Woke up this morning and made a list of “must do’s,” got the 50 e-mails down to 10, sent off the Pentatonic Press invoices, cleaned my desk and balanced my checkbook. Found six letters from Kaiser telling me I owed them $10, two people who signed up for my jazz course and other assorted flotsam and jetsam of the tides of daily life. A certain satisfaction attending to the little details of life, business and money, but I sure wouldn’t want to spend all of my days like that.
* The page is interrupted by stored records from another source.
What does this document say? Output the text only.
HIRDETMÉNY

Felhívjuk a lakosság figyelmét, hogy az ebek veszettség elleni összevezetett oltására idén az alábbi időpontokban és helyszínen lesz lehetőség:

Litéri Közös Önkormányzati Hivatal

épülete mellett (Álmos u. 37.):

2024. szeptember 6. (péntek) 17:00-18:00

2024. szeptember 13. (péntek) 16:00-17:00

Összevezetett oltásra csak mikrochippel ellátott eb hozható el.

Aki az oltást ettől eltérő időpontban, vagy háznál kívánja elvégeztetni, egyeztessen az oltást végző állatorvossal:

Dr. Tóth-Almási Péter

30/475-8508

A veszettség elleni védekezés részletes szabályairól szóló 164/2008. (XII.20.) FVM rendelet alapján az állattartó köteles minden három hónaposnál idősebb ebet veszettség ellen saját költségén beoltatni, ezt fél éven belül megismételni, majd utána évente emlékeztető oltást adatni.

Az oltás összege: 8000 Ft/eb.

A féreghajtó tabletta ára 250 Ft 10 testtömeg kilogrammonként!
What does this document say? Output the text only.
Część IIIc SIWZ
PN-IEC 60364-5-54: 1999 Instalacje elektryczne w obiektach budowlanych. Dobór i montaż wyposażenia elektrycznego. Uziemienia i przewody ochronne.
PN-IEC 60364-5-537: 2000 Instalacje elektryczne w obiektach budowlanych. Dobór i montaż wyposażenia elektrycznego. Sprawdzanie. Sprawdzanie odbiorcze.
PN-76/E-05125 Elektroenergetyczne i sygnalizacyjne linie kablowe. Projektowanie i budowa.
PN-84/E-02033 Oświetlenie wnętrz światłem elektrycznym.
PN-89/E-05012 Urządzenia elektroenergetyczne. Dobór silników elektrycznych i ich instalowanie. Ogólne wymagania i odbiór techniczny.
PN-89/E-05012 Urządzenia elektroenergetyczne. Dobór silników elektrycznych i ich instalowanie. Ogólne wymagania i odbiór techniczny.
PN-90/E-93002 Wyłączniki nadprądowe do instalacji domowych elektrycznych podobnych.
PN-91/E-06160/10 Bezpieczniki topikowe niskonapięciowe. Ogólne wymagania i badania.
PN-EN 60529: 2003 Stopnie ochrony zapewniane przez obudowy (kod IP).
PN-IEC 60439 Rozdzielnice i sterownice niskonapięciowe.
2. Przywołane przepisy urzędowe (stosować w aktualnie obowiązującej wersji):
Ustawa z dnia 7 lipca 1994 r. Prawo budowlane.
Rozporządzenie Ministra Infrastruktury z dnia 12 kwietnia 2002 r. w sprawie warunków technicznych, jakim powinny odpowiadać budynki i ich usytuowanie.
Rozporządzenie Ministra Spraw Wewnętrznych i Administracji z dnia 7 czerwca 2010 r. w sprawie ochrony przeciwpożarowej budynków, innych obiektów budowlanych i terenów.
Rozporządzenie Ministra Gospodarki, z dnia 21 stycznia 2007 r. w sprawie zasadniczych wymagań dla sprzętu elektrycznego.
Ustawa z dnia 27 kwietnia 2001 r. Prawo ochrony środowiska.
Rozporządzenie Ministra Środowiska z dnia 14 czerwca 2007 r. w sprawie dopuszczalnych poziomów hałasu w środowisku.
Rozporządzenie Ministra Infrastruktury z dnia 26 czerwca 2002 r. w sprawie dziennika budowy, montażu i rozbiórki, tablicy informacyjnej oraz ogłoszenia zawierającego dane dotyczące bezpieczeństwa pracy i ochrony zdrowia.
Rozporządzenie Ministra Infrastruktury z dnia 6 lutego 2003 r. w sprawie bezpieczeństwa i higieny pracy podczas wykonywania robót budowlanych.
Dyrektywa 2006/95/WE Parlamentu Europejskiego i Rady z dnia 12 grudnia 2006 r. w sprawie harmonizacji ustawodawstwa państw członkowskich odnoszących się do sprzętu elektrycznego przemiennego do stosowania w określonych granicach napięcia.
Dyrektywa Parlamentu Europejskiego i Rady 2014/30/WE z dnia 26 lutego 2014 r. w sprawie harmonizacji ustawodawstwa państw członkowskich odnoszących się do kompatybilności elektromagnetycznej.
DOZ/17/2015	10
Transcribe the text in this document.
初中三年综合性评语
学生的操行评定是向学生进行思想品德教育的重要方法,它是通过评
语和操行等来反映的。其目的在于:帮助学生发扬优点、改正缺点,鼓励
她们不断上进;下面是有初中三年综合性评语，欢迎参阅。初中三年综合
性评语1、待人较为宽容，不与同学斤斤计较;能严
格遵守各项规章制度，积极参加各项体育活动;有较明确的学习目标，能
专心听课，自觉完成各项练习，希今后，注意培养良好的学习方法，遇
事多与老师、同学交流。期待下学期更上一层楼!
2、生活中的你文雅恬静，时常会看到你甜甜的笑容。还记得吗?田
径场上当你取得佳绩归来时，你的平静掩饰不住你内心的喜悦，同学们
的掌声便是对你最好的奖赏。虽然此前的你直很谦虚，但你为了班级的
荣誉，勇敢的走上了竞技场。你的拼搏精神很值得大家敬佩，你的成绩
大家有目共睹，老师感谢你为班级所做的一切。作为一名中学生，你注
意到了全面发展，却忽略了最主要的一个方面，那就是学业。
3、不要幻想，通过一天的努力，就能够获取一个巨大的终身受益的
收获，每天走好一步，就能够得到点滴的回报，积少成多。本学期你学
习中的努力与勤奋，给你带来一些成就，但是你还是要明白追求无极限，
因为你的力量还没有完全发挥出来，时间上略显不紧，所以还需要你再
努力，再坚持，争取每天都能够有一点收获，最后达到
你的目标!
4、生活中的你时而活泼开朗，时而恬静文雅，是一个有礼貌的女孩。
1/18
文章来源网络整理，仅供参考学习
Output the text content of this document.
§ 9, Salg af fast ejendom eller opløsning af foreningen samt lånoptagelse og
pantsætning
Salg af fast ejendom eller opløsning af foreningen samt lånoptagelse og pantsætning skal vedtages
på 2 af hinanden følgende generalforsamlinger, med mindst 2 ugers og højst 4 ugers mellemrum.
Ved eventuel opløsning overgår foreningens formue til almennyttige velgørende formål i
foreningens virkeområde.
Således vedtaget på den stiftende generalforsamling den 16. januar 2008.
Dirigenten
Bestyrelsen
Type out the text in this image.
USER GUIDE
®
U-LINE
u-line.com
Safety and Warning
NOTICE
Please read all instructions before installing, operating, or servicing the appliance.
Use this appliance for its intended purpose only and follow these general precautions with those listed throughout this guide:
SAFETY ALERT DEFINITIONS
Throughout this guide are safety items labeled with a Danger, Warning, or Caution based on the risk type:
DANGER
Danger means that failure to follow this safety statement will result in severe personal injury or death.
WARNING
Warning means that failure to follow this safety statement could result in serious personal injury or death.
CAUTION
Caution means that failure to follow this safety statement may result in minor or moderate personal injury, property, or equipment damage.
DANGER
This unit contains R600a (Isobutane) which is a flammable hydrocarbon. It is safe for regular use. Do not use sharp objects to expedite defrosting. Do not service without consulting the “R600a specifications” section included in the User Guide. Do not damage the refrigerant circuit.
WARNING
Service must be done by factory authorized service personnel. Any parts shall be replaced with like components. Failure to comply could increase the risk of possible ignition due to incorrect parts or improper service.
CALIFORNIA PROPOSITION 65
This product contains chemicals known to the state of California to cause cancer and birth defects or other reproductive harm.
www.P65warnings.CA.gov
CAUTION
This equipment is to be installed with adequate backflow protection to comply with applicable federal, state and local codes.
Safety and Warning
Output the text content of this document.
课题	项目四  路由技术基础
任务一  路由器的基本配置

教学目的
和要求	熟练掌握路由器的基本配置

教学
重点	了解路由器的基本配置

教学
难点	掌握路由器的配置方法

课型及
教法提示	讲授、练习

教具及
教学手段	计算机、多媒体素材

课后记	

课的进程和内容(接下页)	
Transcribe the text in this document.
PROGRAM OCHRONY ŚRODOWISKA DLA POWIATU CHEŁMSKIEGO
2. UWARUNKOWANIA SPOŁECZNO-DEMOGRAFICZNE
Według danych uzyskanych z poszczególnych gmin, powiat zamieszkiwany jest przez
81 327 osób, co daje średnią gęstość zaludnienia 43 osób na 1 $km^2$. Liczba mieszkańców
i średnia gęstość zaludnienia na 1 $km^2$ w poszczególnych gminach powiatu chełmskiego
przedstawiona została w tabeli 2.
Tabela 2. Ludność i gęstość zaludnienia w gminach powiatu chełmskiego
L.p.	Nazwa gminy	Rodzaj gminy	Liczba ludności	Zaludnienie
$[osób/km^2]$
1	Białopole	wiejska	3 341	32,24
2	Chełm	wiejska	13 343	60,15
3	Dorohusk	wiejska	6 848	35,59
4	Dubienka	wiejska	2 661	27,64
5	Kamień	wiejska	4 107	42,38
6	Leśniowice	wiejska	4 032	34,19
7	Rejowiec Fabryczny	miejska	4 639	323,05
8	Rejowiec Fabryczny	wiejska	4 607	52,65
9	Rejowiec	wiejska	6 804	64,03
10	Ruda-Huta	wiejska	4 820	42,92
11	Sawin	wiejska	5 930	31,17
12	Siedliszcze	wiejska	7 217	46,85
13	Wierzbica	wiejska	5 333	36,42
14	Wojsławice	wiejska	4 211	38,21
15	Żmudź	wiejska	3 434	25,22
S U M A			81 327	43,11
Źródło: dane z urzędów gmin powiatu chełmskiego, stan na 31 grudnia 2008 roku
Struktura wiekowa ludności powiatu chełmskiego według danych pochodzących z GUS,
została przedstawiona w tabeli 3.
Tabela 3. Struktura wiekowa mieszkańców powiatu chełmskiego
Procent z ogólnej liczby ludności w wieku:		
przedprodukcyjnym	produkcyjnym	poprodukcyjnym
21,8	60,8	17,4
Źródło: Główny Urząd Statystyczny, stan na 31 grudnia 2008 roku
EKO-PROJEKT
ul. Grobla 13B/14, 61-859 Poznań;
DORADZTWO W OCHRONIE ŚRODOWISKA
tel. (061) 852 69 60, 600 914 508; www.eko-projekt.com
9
And of course, I did sneak away to the piano and reunited with Bach and Bird, both of whom probably didn’t miss me, but somewhere might be happy that I’m struggling up the stairs again to try to meet their genius.
Now it’s 1:30 and the body is shouting, “Move!” Regular exercise has disappeared and next to compulsive eating, not the best combination. So ready to head out the door and let the list alone for a bit—well, after the bank and post office. But as much as I’ll enjoy walking on this lovely day, the dark cloud of Ghana will follow me. Meaning I really need to get my plane ticket for the summer course we're offering in Ghana, need to work on the complicated online Visa application and all the annoying things it asks for like passport size photos and money orders and return envelopes and such. But I simply can't deal with it now.

Well, as the saying goes: "Here today, Ghana tomorrow."